Procès des ex-patrons de l’ex Norbert Dentressangle

  • 8 mars 2016

Lundi 7 mars 2016, le procès contre les cadres de l’ex Norbert Dentressangle s’est ouvert à Valence.

Rachat Norbert Dentressangle

Camion rouge Norbert Dentressangle

La justice accuse les anciens patrons de l’ex-fleuron français du transport et de la logistique, d’avoir abusivement utilisé plus de 1 000 chauffeurs étrangers à moindre coût. La défense aurait marqué des points en faisant annuler une partie de la procédure.

C’est la deuxième fois en un an que le tribunal de la Drôme s’occupe à l’examen de ce dossier complexe, où la justice déplore des faits de travail dissimulés à 6 cadres et 3 sociétés de l’ancien transporteur français, qui est devenu XPO Logistics Europe avec le rachat du géant pavillon américain au seconde semestre en 2015.

Le 4 mars 2015, il y avait déjà eu lieu une première audience où les jugent, saisis par les avocats de la défense, avaient décidé d’annuler des pièce essentielles de la procédure comme des perquisitions et des interrogatoires réalisés « en violation de dispositions européennes », selon Me Joseph Aguerra, ténor du droit social et conseil du transporteur.

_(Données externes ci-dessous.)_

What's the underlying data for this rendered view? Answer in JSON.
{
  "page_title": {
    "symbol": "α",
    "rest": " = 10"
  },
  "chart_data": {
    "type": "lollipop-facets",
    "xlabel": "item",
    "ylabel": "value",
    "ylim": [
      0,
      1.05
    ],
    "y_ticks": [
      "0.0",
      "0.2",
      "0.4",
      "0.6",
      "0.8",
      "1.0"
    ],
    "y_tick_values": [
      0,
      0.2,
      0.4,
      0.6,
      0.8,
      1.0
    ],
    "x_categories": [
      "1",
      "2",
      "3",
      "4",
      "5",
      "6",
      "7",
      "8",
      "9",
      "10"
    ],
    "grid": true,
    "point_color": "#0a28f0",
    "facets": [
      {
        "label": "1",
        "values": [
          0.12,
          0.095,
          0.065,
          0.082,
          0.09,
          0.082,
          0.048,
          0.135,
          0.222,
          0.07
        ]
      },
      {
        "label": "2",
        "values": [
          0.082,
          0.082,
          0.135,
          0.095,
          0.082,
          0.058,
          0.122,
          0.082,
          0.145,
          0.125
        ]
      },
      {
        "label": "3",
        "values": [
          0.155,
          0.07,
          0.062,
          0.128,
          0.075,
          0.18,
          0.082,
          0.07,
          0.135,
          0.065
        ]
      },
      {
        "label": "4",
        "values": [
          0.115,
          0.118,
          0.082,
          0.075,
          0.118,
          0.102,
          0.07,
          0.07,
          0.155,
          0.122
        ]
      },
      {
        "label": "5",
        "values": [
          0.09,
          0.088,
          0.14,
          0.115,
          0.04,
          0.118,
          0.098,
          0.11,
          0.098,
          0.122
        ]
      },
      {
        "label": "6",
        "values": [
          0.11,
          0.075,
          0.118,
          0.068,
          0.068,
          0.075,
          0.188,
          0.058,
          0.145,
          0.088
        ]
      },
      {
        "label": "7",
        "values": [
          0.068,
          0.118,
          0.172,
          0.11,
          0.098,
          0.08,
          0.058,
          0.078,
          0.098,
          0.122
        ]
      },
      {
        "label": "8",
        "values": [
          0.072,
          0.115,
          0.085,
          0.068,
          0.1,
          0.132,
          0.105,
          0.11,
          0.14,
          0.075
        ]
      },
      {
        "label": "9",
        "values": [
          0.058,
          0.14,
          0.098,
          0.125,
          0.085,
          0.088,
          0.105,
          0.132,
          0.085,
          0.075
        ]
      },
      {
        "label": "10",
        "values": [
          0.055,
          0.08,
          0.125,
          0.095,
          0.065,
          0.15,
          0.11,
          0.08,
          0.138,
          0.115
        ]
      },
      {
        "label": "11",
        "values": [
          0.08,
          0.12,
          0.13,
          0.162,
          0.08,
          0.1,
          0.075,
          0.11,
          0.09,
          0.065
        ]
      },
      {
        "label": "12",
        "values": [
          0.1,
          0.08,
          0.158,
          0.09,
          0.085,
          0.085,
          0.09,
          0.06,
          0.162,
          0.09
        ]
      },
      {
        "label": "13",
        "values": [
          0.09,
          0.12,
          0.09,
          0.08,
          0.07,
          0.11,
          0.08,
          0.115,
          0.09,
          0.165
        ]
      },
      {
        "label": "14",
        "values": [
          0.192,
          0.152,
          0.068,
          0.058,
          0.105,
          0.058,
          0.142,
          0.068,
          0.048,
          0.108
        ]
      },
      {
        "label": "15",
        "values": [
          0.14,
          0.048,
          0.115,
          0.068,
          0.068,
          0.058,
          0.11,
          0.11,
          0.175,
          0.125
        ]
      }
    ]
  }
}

Malgré l’absence de ces pièces majeures, soit près de 80% du dossier, il y aurait suffisamment d’éléments pour caractériser l’infraction d’après l’Ursaff. Le tribunal de Valence va donc se pencher pendant 5 jours cette semaine sur ce dossier fortement amputé.

Visée par un appel du parquet, l’annulation de la procédure n’a pas été tranchée par la cour d’appel de Grenoble, pour qui le fond de l’affaire doit être examiné en priorité. Cependant lundi matin, la défense a plaidé de nouvelles demandes de nullités mais le tribunal de Valence a décidé de les joindre au fond, cela permettant d’ouvrir la voie à l’examen de la procédure proprement dite. De plus le secrétaire général de la CFTC-GND, Nicolas Peyrot, a dénoncé dans un communiqué le fait que « la défense soulève encore des nullités sur la procédure pour vider entièrement le contenu de ce dossier sur des pratiques qui mettent en péril notre profession et la protection sociale française ».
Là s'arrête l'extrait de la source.